Lengthy Approval Process: A low-risk merchant doesn’t have to submit as many documents as their high-risk counterparts. The latter involves a considerably higher level of risk, making them prone to chargeback, security issues, compliance issues, and legal matters. So, the processor will want to evaluate everything that shows your credibility before accepting your application. Besides, the approval time is quite long for such merchants. You can expect the processor to take 3-5 business days and longer to set up your high-risk merchant account.
Tips for Finding the Best High-Risk Merchant Account Provider
Despite your risk status, it’s possible to find a merchant service provider offering services to high-risk merchants. And you don’t have to give up on the perks, like low processing rates, advanced security, and minimal reserve requirements. We’ve listed a few tips for finding a reliable and secure payment processor for your high-risk business.
Visit their Website
You’ll find most of the information about the payment processor on their official website. This includes their processing rates, payment terms, contract details, restrictions, miscellaneous fees, and so on. As the competition is growing in the payment industry, you will easily find payment processors that are transparent about their pricing structure and have disclosed all details about processing on their websites. Even if they haven’t mentioned the pricing details, the least you can find is whether or not they work with high-risk merchants and the types of industries they serve.
However, don’t rely on their website alone. You should also consider other sources of information, such as Better Business Bureau (BBB) and Consumer Affairs, to find customer reviews about different processors.
Read the Conditions Carefully
Each processor has unique application criteria and eligibility requirements for high-risk merchants. The details are either mentioned on the website or sent to the applicant after they submit their application. These terms and conditions state the processing fee, contract length, early termination fee, chargeback threshold, industries excluded, hardware offered, chargeback fees, etc. If you have any queries, reach out to the processor’s support department for clarification.

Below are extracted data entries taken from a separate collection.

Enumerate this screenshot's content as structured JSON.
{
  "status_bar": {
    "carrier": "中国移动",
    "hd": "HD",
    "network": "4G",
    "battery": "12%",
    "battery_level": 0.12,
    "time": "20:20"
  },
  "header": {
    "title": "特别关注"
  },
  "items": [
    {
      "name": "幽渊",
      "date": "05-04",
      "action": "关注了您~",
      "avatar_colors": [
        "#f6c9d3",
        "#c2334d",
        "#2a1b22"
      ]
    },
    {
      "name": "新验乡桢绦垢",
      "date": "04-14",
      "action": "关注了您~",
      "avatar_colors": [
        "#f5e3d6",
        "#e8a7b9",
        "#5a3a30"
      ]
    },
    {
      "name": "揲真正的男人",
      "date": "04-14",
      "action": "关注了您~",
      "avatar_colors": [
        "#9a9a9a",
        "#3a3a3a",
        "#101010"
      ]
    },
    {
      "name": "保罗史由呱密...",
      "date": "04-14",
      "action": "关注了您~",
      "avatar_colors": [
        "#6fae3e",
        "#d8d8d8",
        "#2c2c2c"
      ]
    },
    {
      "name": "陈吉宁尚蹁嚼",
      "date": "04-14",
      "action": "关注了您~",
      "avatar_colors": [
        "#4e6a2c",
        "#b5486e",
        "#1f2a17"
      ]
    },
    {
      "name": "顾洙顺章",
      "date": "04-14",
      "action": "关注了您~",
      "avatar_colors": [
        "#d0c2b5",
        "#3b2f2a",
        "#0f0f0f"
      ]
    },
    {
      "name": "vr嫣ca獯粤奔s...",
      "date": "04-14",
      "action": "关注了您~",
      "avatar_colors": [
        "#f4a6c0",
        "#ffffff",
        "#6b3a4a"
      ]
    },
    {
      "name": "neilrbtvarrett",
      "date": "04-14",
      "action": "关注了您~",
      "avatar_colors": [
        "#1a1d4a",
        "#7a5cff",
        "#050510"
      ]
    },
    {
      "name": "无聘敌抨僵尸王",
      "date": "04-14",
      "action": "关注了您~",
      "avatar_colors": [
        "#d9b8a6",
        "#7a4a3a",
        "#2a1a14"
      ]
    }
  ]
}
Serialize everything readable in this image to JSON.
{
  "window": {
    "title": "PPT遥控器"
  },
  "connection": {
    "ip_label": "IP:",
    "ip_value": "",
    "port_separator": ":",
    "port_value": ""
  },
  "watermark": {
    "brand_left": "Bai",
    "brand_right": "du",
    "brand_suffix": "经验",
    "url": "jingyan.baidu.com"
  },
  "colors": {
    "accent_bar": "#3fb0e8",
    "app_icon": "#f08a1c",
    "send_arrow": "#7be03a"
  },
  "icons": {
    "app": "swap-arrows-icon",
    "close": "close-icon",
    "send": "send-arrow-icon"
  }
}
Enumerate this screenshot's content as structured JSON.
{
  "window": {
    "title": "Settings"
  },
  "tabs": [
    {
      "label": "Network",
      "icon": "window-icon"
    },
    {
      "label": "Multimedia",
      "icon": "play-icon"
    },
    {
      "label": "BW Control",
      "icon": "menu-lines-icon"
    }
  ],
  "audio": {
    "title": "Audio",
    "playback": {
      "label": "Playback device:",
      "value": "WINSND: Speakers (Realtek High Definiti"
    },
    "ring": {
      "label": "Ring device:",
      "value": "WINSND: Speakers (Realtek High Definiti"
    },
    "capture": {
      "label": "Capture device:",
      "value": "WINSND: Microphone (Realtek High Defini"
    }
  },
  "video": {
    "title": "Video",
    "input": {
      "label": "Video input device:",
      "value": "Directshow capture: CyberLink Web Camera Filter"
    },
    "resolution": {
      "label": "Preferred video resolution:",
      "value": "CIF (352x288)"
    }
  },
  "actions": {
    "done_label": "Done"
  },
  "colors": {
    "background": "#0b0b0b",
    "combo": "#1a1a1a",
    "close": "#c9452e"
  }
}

Compare Different Processors
You can find two different payment processors offering the same terms and contracts but at different processing rates. It’s always better to compare these processors and choose the provider that offers the best rates with flexible contract terms. A few crucial things you must check when comparing payment processors are the processing rates, all kinds of fees, contract length, hardware offered, payment gateway, security features, and reserve requirements.
FAQs
Is it possible to get instant approval for a high-risk merchant account?
It depends. In most cases, high-risk merchants do not get quick approval, as merchant service providers expect detailed documentation and proof of credibility before they set up their merchant accounts.
Which payment gateway should high-risk merchants use?
Usually, your payment processor will take care of the payment gateways. They integrate the gateway into your eCommerce website to facilitate secure payment processing for online transactions. Now, the type of gateways they support can vary from processor to processor. Most work with Authorize.net, NMI gateway, and USAePay. Some even have their proprietary gateways.
Which payment processor is the best for high-risk merchants?
PaymentCloud, Host Merchant Services, and Durango are a few high-risk merchant service providers that offer services to merchants in high-risk industries.